Türklere gelince savaşçı bir millettirler. Ülkeleri de soğuktur. İslam ordusu ise sıcak memlekette yaşamaktadır. İşte bu yüzden müslümanlara saldırmadıkları muddetçe Türk'lerle savaşa girilmemesi emredilmiştir.
Hadisten anladığımıza göre, Türkler ve Habeşlerle savaşmaktan kaçınılması tavsiyesi bu milletlerin müslümanlara saldırmamaları hali ile kayıtlıdır. Ama müslümanlara saldırırlar, zorla İslam ülkesine girerlerse o zaman savaşmaktan kaçınılamaz. Çünkü bu durumda savaşmak farzı ayın, önceki durumda ise farz-ı kifayedir. Peygamberin "Sizi terkettikleri müddetçe onları terkediniz" sözü buna delalet etmektedir.
Bezi muellifi, hadisteki bu ifadeyi gözönüne alarak, nehyin vucûba değil, ibâhaya delâlet ettiğini söyler.
Burada şöyle bir şey akla gelebilir:
Kur'ân-ı Kerim'de "Tüm muşriklerle savaşın..." (Tevbe 36) buyurulmaktadır.
Ayet hiç bir milleti ayırmadan, Allah'a şirk koşan bütün kâfirlerle savaşmayı emretmektedir. Hadiste ise iki millet bu emrin dışında tutulmuştur. Bu hal, hadisin ayete zıt olduğu izlenimini verebilir.
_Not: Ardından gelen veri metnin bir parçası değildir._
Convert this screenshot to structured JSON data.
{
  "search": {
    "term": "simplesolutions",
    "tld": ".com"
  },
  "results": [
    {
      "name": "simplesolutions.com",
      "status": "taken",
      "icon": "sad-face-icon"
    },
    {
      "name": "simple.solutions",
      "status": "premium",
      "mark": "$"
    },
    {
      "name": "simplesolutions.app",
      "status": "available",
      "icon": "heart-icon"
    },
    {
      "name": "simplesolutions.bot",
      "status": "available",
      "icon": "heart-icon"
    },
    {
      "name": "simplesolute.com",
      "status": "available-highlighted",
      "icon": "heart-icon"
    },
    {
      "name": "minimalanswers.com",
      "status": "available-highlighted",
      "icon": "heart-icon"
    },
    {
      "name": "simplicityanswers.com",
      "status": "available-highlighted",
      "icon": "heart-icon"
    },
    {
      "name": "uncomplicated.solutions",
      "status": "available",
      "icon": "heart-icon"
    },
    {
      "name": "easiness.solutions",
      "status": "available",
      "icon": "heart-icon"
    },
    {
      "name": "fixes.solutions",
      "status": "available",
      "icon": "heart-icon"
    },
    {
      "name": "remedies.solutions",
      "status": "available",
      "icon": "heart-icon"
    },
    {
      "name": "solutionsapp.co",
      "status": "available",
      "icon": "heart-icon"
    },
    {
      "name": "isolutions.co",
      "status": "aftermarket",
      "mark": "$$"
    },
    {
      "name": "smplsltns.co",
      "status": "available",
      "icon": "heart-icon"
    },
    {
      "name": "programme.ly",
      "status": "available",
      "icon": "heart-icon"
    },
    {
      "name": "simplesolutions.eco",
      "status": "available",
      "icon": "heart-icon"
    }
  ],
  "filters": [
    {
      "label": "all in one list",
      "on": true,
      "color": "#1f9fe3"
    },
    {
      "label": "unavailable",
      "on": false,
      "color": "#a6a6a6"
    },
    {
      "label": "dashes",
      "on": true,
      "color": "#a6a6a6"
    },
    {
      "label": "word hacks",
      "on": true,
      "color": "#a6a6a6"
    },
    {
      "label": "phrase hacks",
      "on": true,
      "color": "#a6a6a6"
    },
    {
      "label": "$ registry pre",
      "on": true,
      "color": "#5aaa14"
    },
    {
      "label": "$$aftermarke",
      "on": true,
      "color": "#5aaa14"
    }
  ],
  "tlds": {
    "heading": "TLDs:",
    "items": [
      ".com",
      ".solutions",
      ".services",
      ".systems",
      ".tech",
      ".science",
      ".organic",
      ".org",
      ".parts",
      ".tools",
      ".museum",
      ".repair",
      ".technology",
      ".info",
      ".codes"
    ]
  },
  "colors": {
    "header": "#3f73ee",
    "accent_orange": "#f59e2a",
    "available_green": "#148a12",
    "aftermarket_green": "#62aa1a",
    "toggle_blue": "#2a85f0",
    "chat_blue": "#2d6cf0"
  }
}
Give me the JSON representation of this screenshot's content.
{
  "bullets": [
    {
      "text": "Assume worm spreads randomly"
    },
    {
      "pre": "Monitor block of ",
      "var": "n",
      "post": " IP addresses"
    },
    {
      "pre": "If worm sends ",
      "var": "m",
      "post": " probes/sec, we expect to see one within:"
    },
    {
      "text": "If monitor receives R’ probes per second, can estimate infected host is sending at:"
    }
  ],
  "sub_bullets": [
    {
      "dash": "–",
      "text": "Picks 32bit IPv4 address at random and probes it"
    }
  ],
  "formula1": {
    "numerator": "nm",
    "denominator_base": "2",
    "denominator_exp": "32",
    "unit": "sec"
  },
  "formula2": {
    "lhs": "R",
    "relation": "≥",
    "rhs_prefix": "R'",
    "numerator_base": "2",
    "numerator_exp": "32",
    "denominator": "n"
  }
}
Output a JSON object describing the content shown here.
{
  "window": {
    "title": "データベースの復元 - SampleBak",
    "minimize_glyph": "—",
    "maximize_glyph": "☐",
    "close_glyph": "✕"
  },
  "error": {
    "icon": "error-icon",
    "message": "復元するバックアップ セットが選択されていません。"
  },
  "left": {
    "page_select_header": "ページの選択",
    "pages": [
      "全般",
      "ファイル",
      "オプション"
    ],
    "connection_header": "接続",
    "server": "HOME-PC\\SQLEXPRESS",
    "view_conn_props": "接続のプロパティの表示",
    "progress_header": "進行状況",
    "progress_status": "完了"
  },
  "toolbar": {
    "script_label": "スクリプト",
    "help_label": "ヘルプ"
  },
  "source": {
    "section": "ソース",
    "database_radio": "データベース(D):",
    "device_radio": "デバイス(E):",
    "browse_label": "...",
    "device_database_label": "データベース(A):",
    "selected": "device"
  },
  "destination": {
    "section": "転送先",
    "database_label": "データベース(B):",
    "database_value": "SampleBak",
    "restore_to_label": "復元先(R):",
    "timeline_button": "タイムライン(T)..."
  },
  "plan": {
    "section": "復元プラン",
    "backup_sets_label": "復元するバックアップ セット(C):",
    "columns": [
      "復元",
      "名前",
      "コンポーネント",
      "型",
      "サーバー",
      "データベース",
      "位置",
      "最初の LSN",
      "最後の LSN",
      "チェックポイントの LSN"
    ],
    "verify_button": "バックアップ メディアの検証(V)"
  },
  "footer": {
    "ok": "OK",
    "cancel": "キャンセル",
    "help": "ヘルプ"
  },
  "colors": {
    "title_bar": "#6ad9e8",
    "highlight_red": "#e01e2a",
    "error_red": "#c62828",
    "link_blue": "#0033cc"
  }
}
Aliyyu'l Kâri bu konuya işaretle şöyle demektedir:
"Ayet mutlaktır. Hadis mukayyeddir. Mutlak mukayyede hamlolunur. Hadis ayeti tahsis etmektedir. Nitekim mecusiler konusunda da hadis ayeti tahsis etmiştir. Mecusiler kafir (muşrik)dir. Buna rağmen müslümanlar, "Onlara ehli kitaba yaptığınız gibi muamele edin" hadisinden dolayı mecûsilerden cizye almışlardır."